Review: SWAMP THING #1



Written by Len Wein
Art by Kelley Jones and Michelle Madsen
Published by DC Comics
Release Date: January 6, 2016

The Swamp Thing returns to his roots… literally, as original creator Len Wein partners with artist Kelley Jones to deliver a new tale of horror in the bayou. There’s another creature afoot, and it’s up to Alec Holland, the undead Swamp Thing, to stop him. But can a man of the Green be enough to conquer death itself?

Starting a new series with a new creative team, especially when the last run was so distinctive (and critically acclaimed) is always tough. Scott Snyder and Charles Soule both left significant marks on the man known as Alec Holland, so returning to their well could only spark unfair comparisons.

It is with the deepest sense of pleasure that I can say DC Comics found the best way out of that logjam. Ha. Len Wein returns to the character he co-created with Bernie Wrightson and not only delivers a Swamp Thing that is so diametrically opposed to Snyder and Soule’s (without directly contradicting, mind you), but recaptures the feeling of the original House of Mystery-style storytelling the man-monster originally grew out of.

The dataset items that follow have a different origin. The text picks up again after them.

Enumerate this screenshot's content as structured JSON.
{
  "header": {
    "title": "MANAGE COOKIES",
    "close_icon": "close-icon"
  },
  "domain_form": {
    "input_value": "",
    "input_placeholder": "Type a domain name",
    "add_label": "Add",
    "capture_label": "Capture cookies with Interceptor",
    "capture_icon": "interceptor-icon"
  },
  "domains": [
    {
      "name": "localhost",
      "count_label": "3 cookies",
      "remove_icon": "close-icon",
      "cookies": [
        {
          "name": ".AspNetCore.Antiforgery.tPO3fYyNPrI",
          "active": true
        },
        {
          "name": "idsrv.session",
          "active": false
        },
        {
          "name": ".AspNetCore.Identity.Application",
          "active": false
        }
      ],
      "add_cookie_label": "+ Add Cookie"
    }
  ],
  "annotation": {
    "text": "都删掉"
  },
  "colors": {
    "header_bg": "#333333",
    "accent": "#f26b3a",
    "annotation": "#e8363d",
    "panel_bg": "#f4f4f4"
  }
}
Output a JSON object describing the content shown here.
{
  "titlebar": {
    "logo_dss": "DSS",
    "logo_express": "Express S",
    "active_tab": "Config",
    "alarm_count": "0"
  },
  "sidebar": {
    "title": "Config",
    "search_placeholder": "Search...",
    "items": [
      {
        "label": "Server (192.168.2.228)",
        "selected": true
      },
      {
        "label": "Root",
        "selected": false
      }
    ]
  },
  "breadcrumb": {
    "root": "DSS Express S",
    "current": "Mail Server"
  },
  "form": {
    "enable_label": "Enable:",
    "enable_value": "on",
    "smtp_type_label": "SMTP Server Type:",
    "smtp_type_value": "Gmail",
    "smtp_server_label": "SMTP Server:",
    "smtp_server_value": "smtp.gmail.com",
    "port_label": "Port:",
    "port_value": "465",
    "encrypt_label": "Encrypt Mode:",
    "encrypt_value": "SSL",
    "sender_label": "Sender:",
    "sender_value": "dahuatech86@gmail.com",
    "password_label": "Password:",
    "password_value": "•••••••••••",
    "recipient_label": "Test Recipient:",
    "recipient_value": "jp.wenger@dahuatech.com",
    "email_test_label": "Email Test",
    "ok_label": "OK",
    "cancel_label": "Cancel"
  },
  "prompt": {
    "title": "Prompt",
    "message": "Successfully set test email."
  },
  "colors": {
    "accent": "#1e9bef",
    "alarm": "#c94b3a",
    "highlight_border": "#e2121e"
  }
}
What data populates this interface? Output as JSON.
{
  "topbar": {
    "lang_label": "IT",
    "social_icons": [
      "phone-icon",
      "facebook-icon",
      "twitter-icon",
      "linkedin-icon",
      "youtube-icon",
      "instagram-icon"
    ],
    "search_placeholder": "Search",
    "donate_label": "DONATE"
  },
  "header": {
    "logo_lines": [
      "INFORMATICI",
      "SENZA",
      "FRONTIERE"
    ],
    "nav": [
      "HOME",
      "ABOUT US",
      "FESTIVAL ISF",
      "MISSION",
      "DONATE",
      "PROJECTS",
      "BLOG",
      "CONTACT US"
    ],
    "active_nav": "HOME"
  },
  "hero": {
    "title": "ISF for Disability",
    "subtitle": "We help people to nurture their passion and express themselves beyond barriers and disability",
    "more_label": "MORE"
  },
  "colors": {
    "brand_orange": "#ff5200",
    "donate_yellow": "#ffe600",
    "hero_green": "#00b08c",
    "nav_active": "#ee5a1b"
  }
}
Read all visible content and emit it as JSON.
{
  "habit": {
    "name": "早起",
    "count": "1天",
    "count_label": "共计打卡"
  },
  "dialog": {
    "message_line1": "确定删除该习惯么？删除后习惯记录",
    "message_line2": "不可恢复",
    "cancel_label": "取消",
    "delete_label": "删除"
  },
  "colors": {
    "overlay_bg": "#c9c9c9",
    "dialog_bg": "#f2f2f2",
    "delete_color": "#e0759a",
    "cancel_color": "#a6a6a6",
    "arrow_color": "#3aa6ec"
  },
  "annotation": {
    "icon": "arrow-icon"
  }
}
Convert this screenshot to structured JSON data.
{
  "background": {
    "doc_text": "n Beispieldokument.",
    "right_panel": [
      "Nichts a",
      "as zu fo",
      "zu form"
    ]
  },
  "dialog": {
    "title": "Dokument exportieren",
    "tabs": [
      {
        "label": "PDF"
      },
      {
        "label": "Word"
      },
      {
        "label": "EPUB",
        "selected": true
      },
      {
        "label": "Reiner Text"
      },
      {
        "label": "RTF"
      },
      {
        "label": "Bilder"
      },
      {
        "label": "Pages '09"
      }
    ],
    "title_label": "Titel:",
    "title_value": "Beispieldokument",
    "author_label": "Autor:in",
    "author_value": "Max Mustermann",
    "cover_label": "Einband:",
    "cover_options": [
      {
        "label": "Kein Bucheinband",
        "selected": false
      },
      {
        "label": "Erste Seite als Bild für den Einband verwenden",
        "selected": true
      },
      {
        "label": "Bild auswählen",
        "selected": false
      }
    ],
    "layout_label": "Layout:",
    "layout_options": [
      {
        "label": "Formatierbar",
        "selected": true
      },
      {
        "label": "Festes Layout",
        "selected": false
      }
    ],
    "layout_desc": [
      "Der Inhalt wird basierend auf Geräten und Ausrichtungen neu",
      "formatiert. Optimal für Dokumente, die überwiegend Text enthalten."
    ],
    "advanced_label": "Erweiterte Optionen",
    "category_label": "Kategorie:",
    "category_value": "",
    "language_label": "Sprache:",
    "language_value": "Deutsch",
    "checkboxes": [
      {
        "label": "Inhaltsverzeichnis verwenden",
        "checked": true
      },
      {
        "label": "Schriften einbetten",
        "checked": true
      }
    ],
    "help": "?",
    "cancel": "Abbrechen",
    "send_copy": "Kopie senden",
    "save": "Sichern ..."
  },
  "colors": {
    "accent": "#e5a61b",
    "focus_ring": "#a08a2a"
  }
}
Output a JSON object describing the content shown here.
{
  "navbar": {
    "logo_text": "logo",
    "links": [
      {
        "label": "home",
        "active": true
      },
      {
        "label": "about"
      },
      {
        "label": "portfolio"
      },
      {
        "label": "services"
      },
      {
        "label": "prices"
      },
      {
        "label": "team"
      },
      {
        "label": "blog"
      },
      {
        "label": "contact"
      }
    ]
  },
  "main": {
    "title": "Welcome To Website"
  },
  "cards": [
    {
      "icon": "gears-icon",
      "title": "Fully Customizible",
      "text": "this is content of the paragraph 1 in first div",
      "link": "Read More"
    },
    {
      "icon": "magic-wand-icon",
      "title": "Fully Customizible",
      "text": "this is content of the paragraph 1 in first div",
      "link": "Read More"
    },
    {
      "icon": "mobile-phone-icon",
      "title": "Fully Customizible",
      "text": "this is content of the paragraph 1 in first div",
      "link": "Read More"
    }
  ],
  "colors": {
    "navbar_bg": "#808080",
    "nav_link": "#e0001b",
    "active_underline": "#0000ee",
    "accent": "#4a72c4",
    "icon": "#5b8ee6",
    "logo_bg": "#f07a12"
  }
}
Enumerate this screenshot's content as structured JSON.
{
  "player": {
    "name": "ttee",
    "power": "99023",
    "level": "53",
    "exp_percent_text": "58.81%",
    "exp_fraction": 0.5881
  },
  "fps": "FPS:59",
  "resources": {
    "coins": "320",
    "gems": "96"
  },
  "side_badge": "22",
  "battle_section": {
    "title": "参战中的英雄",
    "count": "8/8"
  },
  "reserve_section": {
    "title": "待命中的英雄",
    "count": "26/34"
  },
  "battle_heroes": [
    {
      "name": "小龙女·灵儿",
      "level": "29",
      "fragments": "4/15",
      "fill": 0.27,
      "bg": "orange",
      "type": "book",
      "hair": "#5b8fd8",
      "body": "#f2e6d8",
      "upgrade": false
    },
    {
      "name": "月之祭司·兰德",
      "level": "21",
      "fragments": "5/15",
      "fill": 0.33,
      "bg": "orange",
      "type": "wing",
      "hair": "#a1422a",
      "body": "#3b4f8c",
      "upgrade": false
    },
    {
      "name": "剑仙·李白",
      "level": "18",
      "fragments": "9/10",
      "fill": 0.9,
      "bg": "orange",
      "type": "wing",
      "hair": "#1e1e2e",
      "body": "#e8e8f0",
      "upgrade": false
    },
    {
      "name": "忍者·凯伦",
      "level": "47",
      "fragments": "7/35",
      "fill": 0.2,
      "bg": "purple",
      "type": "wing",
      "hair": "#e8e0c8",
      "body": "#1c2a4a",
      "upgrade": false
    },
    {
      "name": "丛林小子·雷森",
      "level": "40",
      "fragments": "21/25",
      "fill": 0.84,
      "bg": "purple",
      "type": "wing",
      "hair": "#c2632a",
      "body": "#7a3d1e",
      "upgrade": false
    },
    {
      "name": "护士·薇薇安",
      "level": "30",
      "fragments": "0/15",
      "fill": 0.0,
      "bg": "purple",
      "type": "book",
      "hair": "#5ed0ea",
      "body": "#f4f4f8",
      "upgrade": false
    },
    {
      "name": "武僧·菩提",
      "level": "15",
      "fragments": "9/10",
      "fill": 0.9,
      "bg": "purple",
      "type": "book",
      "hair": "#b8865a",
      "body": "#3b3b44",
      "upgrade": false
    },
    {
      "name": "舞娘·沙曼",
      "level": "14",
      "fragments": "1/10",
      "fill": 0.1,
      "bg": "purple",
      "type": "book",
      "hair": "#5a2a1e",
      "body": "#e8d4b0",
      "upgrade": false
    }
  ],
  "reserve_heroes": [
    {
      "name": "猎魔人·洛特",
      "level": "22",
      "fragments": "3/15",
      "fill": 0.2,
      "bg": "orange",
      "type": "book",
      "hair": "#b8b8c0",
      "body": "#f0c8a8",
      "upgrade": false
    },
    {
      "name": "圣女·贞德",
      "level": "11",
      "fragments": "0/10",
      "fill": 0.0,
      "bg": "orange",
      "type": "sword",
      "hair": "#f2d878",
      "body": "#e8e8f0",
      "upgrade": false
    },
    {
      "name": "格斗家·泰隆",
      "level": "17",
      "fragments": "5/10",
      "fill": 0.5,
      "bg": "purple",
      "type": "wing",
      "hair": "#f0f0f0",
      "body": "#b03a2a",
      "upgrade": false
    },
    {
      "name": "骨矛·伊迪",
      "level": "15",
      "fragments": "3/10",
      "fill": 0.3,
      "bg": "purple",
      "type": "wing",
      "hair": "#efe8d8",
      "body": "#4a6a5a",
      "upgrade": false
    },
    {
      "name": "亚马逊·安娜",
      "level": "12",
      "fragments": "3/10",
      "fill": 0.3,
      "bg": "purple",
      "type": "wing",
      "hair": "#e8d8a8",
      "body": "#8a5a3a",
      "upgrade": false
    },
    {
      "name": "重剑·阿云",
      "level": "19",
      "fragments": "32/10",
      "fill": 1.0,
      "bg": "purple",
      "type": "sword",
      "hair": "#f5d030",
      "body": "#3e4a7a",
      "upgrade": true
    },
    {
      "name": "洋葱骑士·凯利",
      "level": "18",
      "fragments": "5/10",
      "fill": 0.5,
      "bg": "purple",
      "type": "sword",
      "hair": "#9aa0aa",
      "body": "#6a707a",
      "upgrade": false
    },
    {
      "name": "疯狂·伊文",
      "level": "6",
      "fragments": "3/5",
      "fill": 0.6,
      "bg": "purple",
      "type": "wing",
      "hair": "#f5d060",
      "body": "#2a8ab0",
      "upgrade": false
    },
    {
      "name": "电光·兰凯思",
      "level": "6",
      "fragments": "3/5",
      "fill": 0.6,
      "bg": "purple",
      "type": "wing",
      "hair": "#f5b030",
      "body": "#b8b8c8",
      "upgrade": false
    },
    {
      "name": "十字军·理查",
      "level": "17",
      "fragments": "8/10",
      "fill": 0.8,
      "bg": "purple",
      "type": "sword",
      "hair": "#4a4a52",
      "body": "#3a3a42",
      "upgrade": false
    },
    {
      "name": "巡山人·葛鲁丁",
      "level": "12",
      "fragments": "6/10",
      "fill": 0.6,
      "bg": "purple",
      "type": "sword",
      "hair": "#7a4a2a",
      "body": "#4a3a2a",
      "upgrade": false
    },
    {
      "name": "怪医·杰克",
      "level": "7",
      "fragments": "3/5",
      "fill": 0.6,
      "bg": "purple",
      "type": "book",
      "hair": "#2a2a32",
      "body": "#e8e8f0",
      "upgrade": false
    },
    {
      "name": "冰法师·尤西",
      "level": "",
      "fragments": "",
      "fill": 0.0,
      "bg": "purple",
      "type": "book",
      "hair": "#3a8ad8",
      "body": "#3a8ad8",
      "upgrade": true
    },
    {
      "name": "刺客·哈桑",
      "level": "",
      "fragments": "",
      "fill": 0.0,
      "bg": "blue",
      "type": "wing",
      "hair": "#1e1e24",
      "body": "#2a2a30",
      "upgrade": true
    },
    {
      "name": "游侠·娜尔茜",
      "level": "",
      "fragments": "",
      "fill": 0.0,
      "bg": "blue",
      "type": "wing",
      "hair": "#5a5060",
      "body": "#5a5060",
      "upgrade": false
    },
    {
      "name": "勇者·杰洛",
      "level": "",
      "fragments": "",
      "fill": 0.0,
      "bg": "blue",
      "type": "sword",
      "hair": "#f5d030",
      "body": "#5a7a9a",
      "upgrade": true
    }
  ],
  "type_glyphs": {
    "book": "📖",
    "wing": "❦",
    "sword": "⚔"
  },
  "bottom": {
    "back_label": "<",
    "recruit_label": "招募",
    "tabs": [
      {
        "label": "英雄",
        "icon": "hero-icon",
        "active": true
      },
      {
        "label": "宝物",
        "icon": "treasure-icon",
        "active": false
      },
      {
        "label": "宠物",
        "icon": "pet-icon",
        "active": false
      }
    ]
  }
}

It is a bit of an adjustment to experience a far less regal-sounding Swamp Thing, an expectation that seems forever ingrained in me after a lifetime of reading Alan Moore and Mark Millar’s runs on the monster of Houma, Louisiana. I’m not even sure that tenor of voice was even present in the last run, stretching out of the launch of the New 52, except where I put it in with the voiceover in my head. Wein, however, breaks that habit with very deliberately plain dialogue pattern — very human in fact — in the style of Mary Shelley’s Frankenstein Monster. It’s certainly self-aware, but deliberately normal to contrast to the macabre body from which it rises.

It’s also a beautiful contrast to the sheer poetry of overarching narration that begins the issue, a walk through of the environmental conditions of the Houma swamp in stunning detail. I get the sense that Wein’s narration could carry this comic as a novella, but then when you pair it with Kelley Jones. I mean, for real.

As natural inheritor to Wrightson’s claim as preternatural supernatural super-artist, Jones is once again the perfect pick to carry on the next iteration of the Swamp Thing. Besides having worked his magic on the green musty form for many a year off and on, Jones brings this deep horror to the character and his surroundings through a stunning play of shadow. Almost no form is every fully revealed, but the detail that crawls out from the darkness — a mouth frond here or a pair of yellowed eyes there — just awes and draws you in, no matter how repelling the reality would be.

In terms of story pacing, the chapter does indeed read like an older style story, not precisely as compressed as old school horror stories did in the 1970s and 80s, but still mimicking some of the style of their delivery. The supplicants who tell the tale of woe to motivate the mission. The surprise visitor who pops in and out with little fanfare. The shocking reveal that relies more on the mood Jones sets up alongside Wein’s description than pure artistic shock value. The genuine horror, it seems, is in your head more than the page.

Fans of the Swamp Thing is all his incarnations cannot afford to pass this comic up, nor can anyone who spent their childhood paging through old Tales of the Crypt comics under the bed sheets with a flashlight. Wein and Jones have delivered a stunning reintroduction to an intelligent monster I can’t wait to follow into the mysterious depths of the Louisiana swamps and beyond. Welcome back to the good old days, Swamp Thing. It’s time to reminisce.